Day 13: Long bridges, tall buildings

We set out on Monday morning for Brooklyn. The day started sunny and warm and we thought a walk across the Brooklyn bridge would be nice. So we caught the train across the Hudson and walked around Brooklyn heights for a while. 

We looked at all the original old buildings, mostly residential now, walked through the local Neighbourhood shops and had lunch at five guys burgers 

One building hidden among all the others is actually a hidden emergency escape from the subway, but you couldn’t tell from the outside, see if you can pick it from the photos. 

Mardi discovered another Sephora, seventh visit I think, but I’ve lost count. I took some photos while she browsed. 

We then made our way to the ramp to the Brooklyn bridge. An amazing walk up to the bridge, elevated above lanes and lanes of traffic in both directions. The bridge is a work of art as well as an engineering feat. It’s construction is astonishing with the main two piers at each end and the cables. 

Once we made it across the bridge, the weather had closed in a bit and sun was replaced by rain cloud. We had a hot chocolate at a little cafe near City Hall. 

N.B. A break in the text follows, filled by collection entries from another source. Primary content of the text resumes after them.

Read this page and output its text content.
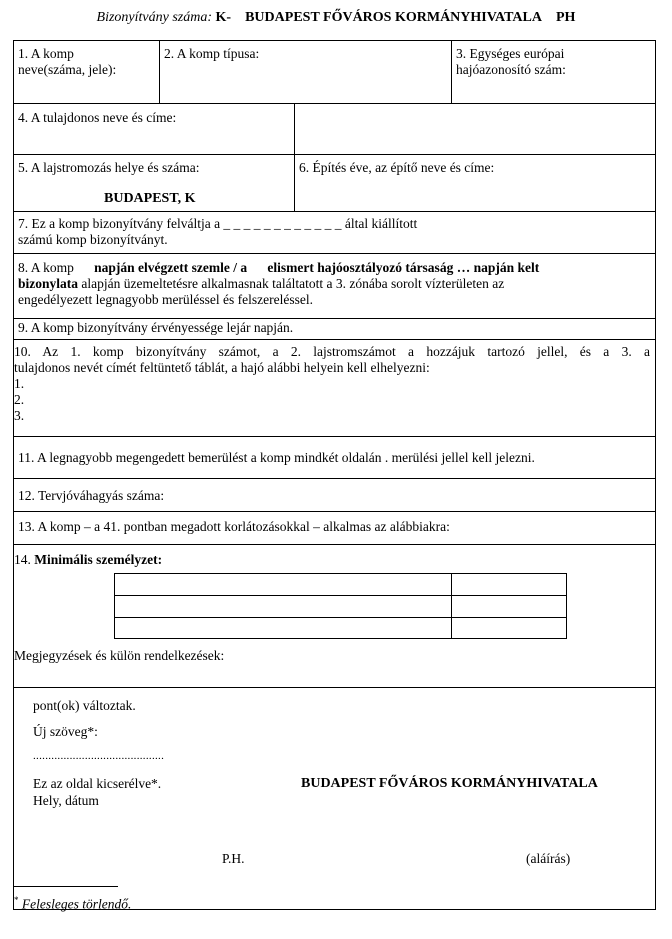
Bizonyítvány száma: K- BUDAPEST FŐVÁROS KORMÁNYHIVATALA PH
1. A komp
neve(száma, jele):
2. A komp típusa:	3. Egységes európai
hajóazonosító szám:
4. A tulajdonos neve és címe:
5. A lajstromozás helye és száma:
BUDAPEST, K
6. Építés éve, az építő neve és címe:
7. Ez a komp bizonyítvány felváltja a _ _ _ _ _ _ _ _ _ _ _ _ által kiállított
számú komp bizonyítványt.
8. A komp napján elvégzett szemle / a elismert hajóosztályozó társaság … napján kelt
bizonylata alapján üzemeltetésre alkalmasnak találtatott a 3. zónába sorolt vízterületen az
engedélyezett legnagyobb merüléssel és felszereléssel.
9. A komp bizonyítvány érvényessége lejár napján.
10. Az 1. komp bizonyítvány számot, a 2. lajstromszámot a hozzájuk tartozó jellel, és a 3. a
tulajdonos nevét címét feltüntető táblát, a hajó alábbi helyein kell elhelyezni:
1.
2.
3.
11. A legnagyobb megengedett bemerülést a komp mindkét oldalán . merülési jellel kell jelezni.
12. Tervjóváhagyás száma:
13. A komp – a 41. pontban megadott korlátozásokkal – alkalmas az alábbiakra:
14. Minimális személyzet:
Megjegyzések és külön rendelkezések:
pont(ok) változtak.
Új szöveg*:
...........................................
Ez az oldal kicserélve*.
Hely, dátum
BUDAPEST FŐVÁROS KORMÁNYHIVATALA
P.H.	(aláírás)
* Felesleges törlendő.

We then thought we’d visit the 911 memorial. We were only a block or two from the site 

So we walked to the memorial and I was amazed by the size of the new freedom tower. It’s a massive building, towering above the skyline. 

The fountains marking the location of the original twin towers were lit and the wind and rain made the image quite eerie and forlorn. We ventured in doors to the museum and were greeted with airport type security. We then descended down some stairs into a cavernous space which marked the start of the museum. At first we thought there wasn’t much to it as we moved around the sparsely filled space. As we move around more we started to build a picture of where we were. We were under the fountains in the original sub floor levels of the original World Trade Centre buildings. We stood and looked at a massive wall hundreds of feet in height and width which was the original wall holding back the Hudson River from the sub floor levels. We saw the original foundations of the buildings. 

As we moved further into the museum the displays became more abundant 

From small items located during the search, such as watches, phones, wallets, very personal items. To large items like fire engines recovered after the building collapsed, aircraft parts, lift cable mechanisms and communication towers. The damage sustained to these items presents the sheer force of the impacts. There is a piece of gunk, no other word can describe it, of fused metal, building and other bits and pieces that had been compressed and heated that was the size of a minibus. 

We then moved into the main hall which depicted the time line leading up to the morning, what happened on the morning of 911 and the time afterwards. Flight paths, cockpit recorder details, videos, security footage, text messages from people in buildings, in aircraft. 

We didn’t fell emotional or upset at all, but we were amazed at the enormity of the incident and the detail and intricacy of rebuilding such an incident for generations to follow to understand how important this incident was to the world. We also saw and learned more about the pentagon and fourth plane which was hi jacked that day. So much focus is on the world trade centres it’s easy for overlook these other two planes. 

In all we spent over three hours just walking, reading, watching. It’s was both interesting and overwhelming and incredibly well put together. The space is an amazing space.